10,000 Girls Celebrate May Day In Prospect Park, 1919
I may not be 100 years old, but I do remember being in public school celebrating May Day with a traditional maypole dance.
May Day in New York has other connotations and since the 1890’s May Day has been known for communists, socialists, union activists and workers marching (sometimes together, sometimes separately) around the city protesting and trying to bring attention to their causes.
But here we see a time when the world was finally at peace, a few months after the conclusion of the Great War (World War I). Soldiers with their hats on can be seen in the extreme foreground observing and enjoying the festivities.
10,000 Girls in Brooklyn, N.Y. May Day fete
Shouts of joy ring through Prospect Park as happy children dance, play games and sing.

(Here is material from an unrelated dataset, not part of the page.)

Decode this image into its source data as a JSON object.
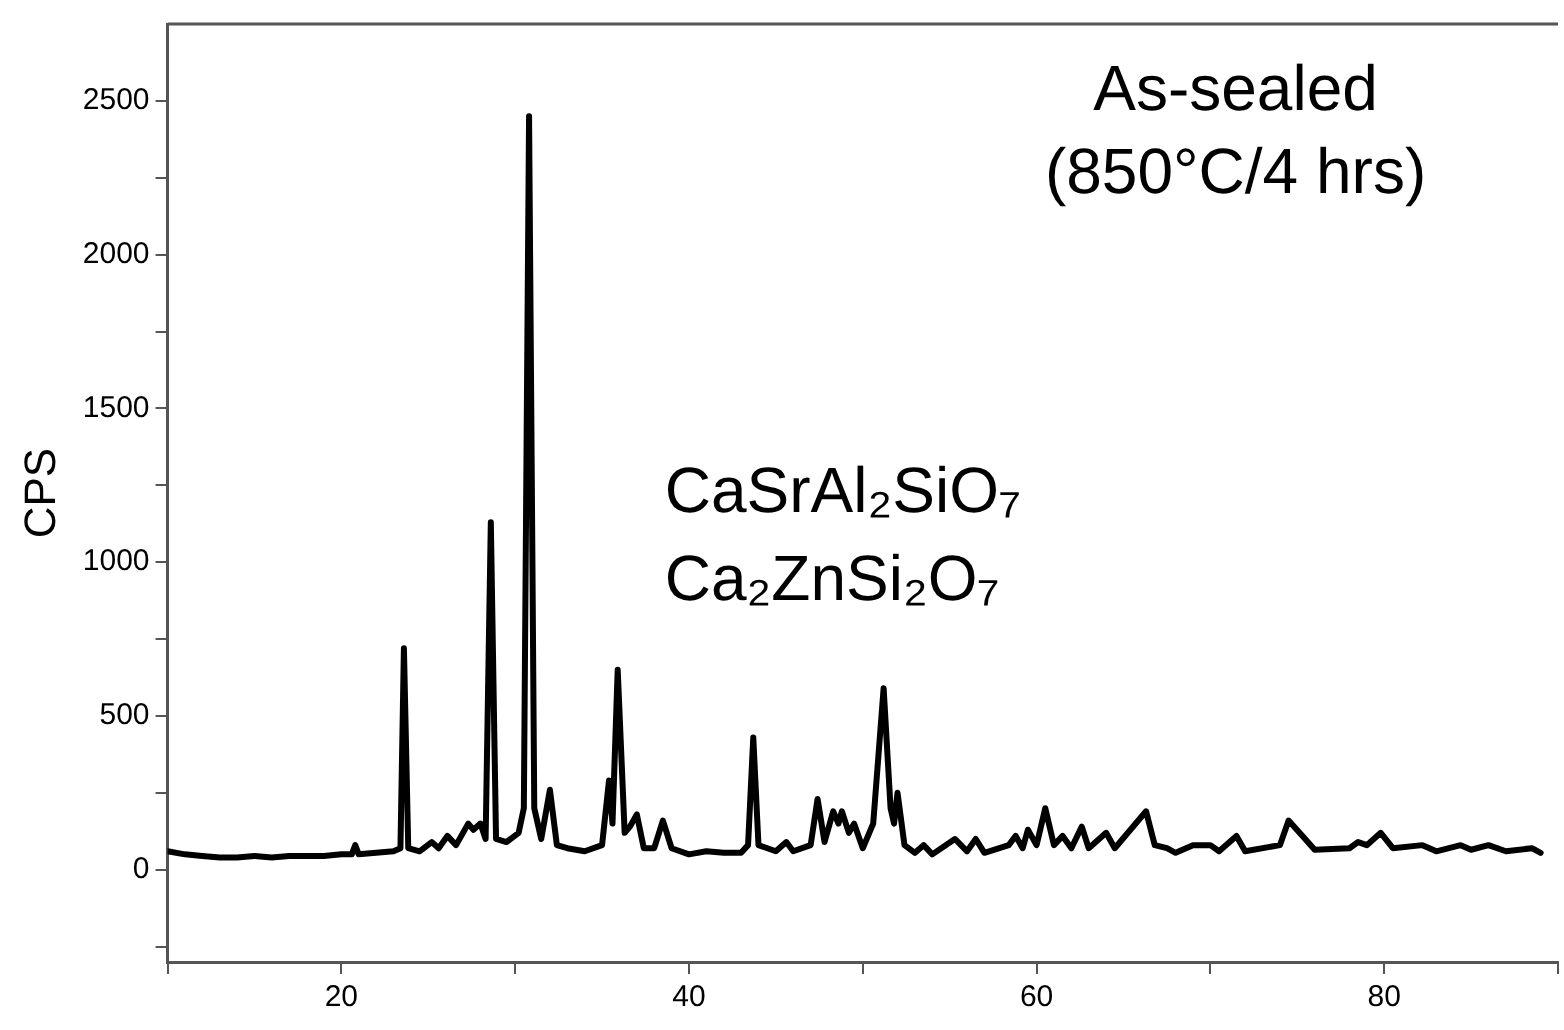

Photo shows a general view of thousands of girls of the Brooklyn Girls’ Branch of the Public Schools Athletic League in their annual May Day fete in Prospect Park, Brooklyn, New York. (photo credit: Central News Photo Service May 2, 1919)
There are two groups that have a dawn maypole every May Day in New York City. My group, Ring O’Bells Morris puts up a pole and dances with anyone who makes the trek to our traditional location in Prospect Park. It’s a wonderful tradition, finishing with a potluck picnic breakfast and well on our way to normal work days by 8:15. We enter the park from Grand Army Plaza at 5:45 May Day morning, but if you’d like other details in advance, write to us at our facebook page. We dance an old English street performing tradition called Cotswold Morris.
https://www.facebook.com/ringobellsmorris/
Manhattanites may be able to find out about the Bouwerie Boys may pole by writing them. I don’t even know for sure what Manhattan park they use now for their may pole.
This is so cool. BTW, I just shared this article with my wife and she says she remembers being in public school celebrating May Day with a traditional maypole dance.